- Country: Nigeria
- Location: Kaduna, Kaduna State
- Coordinates: 10°30′15″N 07°10′41″E﻿ / ﻿10.50417°N 7.17806°E
- Status: Proposed
- Construction cost: US$91.25 million
- Owner: Abiba Solar Consortium
- Operator: Abiba Solar Consortium

Solar farm
- Type: Flat-panel PV
- Site area: 150 hectares (370 acres)

Power generation
- Nameplate capacity: 50 MW (67,000 hp)
- Annual net output: 82.5 GWh

= ABIBA Solar Power Station =

Solar farm in Nigeria

The ABIBA Solar Power Station, also Abiba Solar Farm, is a planned 50 MW solar power plant in Nigeria. The solar farm is under development by a consortium comprising Nigerian and European independent power producers (IPPs), and finance and investment firms. The off-taker of the electricity generated here is Nigerian Bulk Electricity Plc, for integration of the energy into the Nigerian electricity grid. An existing long-term power purchase agreement (PPA) governs the terms of sale and purchase of electricity between the sellers and buyers.

==Location==
The power station would be located in the city of Kaduna, in Kaduna State, in northern Nigeria. Kaduna City is located about 221 km, north of Abuja, Nigeria's capital city.

==Overview==
The power station is a ground-mounted solar park. The design calls for maximum generation capacity of 50 MW. Annual generation is calculated at 82.5 GWh, to be sold to the Nigerian Bulk Electricity Trading Plc, for integration into the Nigerian grid. The energy is estimated to be adequate to supply 200,000 Nigerian households.

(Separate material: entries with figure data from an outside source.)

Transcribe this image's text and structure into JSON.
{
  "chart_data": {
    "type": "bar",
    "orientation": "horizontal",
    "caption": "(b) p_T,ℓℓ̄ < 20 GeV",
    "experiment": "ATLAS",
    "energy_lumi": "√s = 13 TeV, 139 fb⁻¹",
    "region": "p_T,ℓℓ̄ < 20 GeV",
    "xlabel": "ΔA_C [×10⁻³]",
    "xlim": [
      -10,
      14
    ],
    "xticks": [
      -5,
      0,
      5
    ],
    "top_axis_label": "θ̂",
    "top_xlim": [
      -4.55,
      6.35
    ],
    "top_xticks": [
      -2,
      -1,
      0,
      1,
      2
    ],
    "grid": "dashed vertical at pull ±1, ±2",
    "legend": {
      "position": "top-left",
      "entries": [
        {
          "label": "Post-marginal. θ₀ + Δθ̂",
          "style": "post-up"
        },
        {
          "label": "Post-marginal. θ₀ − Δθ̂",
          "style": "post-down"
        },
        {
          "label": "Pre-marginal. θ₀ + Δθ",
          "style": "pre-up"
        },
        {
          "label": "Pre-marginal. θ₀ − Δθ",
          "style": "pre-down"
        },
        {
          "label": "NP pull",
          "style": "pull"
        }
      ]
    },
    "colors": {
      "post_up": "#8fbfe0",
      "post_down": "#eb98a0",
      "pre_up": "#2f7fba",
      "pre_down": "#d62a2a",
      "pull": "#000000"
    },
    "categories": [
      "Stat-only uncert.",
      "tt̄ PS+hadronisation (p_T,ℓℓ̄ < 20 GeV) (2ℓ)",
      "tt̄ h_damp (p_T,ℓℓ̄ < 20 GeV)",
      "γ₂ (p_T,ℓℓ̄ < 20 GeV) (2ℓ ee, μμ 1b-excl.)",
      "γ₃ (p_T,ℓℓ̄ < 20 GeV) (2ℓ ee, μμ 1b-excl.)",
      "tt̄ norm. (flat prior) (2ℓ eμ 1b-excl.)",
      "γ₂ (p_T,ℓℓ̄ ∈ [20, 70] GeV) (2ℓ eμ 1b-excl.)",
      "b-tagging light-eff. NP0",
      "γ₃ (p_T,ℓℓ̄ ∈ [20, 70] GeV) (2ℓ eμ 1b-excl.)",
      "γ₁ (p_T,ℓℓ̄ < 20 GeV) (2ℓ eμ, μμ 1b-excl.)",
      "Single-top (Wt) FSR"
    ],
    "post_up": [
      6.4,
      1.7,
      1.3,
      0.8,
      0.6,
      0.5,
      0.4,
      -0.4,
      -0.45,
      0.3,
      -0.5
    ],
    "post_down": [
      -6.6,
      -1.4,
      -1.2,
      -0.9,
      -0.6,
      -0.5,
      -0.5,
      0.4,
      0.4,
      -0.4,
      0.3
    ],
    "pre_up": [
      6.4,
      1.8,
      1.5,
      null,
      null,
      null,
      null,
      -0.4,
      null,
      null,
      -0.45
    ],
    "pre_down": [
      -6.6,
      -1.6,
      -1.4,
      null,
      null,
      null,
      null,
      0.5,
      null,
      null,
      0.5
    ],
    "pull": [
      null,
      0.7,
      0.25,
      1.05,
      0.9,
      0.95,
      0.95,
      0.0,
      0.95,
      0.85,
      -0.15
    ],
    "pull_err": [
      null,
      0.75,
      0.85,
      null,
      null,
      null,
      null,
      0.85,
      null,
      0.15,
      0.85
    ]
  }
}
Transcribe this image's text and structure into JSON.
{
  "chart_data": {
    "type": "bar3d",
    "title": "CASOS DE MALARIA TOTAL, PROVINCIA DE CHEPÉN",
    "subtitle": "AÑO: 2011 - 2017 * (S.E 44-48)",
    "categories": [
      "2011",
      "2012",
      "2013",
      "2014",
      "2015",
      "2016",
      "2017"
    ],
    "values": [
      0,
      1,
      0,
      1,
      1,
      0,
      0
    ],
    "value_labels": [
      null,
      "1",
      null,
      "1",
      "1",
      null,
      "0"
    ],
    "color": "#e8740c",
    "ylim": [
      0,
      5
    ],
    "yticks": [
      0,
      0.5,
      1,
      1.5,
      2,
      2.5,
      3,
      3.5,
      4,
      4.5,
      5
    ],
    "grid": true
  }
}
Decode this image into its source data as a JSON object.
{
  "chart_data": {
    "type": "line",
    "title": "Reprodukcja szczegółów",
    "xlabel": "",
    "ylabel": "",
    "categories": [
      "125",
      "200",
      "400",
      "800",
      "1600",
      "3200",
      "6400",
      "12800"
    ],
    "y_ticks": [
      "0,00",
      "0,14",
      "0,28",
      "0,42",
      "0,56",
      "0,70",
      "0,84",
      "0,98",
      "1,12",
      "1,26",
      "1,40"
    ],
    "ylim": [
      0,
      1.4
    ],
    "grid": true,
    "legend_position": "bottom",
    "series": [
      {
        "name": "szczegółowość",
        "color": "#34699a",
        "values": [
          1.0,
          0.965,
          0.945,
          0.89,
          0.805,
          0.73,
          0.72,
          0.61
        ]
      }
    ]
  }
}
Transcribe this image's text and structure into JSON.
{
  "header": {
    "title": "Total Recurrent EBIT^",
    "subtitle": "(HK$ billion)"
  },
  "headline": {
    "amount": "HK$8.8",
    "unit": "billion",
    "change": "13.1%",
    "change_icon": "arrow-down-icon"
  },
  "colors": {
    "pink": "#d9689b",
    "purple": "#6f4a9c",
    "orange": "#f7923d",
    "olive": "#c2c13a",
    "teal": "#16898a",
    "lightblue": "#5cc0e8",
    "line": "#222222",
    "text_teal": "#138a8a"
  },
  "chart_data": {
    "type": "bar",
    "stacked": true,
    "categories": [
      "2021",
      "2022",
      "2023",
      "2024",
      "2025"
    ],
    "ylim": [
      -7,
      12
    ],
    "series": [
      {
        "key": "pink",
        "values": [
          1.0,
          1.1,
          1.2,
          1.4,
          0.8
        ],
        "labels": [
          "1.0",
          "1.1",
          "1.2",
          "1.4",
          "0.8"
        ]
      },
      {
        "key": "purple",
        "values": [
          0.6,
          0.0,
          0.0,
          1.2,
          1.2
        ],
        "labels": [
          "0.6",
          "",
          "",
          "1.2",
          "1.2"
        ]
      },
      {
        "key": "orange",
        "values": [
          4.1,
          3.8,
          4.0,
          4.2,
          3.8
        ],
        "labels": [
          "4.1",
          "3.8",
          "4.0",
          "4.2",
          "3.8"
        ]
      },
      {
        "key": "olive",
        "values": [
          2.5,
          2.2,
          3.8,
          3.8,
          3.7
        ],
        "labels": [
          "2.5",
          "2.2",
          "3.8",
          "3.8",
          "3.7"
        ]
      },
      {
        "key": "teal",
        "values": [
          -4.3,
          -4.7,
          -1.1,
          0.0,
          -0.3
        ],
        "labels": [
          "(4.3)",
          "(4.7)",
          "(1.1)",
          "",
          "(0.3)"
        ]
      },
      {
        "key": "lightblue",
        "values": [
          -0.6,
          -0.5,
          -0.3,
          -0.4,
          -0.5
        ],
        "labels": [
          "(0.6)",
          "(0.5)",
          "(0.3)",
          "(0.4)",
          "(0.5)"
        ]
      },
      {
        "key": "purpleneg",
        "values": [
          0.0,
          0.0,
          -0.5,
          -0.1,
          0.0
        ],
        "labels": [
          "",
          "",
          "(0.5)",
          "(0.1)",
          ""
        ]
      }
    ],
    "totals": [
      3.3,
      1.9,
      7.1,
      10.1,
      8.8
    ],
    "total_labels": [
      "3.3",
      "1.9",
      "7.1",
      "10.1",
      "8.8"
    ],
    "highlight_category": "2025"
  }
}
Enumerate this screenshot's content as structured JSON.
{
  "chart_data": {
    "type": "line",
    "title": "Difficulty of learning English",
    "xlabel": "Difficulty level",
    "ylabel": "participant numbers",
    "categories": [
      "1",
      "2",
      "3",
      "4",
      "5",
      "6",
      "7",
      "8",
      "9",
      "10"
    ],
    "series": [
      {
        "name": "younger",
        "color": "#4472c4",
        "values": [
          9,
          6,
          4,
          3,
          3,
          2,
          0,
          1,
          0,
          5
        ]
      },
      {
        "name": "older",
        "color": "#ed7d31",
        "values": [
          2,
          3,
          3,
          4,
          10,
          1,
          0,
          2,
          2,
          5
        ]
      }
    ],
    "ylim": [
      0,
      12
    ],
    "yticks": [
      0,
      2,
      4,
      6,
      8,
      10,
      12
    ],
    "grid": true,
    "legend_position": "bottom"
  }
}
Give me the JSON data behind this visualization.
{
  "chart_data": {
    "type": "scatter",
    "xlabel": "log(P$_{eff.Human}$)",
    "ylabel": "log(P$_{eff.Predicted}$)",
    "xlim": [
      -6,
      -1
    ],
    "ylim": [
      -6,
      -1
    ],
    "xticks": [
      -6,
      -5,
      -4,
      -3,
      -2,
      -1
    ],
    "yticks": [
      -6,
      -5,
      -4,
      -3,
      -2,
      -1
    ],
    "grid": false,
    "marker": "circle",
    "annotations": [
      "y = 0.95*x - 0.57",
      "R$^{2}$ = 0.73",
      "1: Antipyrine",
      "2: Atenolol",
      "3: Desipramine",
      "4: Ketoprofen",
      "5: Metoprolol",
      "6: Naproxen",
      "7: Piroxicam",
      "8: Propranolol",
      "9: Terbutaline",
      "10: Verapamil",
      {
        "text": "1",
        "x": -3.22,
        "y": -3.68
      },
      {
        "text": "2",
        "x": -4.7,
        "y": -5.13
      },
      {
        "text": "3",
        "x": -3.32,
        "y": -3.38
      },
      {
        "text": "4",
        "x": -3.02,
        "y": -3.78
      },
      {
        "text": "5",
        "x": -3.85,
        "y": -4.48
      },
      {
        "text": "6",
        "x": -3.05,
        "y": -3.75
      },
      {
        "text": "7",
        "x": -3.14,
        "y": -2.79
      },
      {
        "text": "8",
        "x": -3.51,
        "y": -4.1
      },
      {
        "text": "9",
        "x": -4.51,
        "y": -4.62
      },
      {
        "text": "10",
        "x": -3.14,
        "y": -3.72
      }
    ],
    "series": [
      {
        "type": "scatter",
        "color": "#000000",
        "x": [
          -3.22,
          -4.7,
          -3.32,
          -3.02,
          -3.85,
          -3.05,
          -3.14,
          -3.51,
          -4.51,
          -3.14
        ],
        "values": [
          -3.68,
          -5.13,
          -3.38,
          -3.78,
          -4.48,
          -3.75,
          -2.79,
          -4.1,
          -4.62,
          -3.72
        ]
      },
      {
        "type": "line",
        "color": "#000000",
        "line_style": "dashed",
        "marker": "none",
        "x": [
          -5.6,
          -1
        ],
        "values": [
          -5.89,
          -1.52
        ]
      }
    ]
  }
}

Work involves the laying of solar panels, installation of generators, transformers, inverters and connecting electrical cables to the new onsite substation. New high voltage transmission lines will be laid to transmit the power from the solar farm to a place where the electricity will be injected into the national grid.

==Ownership==
The table below, illustrates the shareholding in the power station, as of January 2022.

Shareholding In Abiba Solar Power Station
| Rank | Shareholder | Domicile | Percentage | Notes |
|---|---|---|---|---|
| 1 | Access Infra Africa | United Arab Emirates |  |  |
| 2 | EREN Renewable Energy | France |  |  |
| 3 | Access Quaint Solar Nigeria Limited | Nigeria |  |  |

==Construction==
As of January 2022, the power station was reported to be in the "permitting stage", with construction expected to begin later the same year. The cost of construction is reported to be approximately US$91.25 million.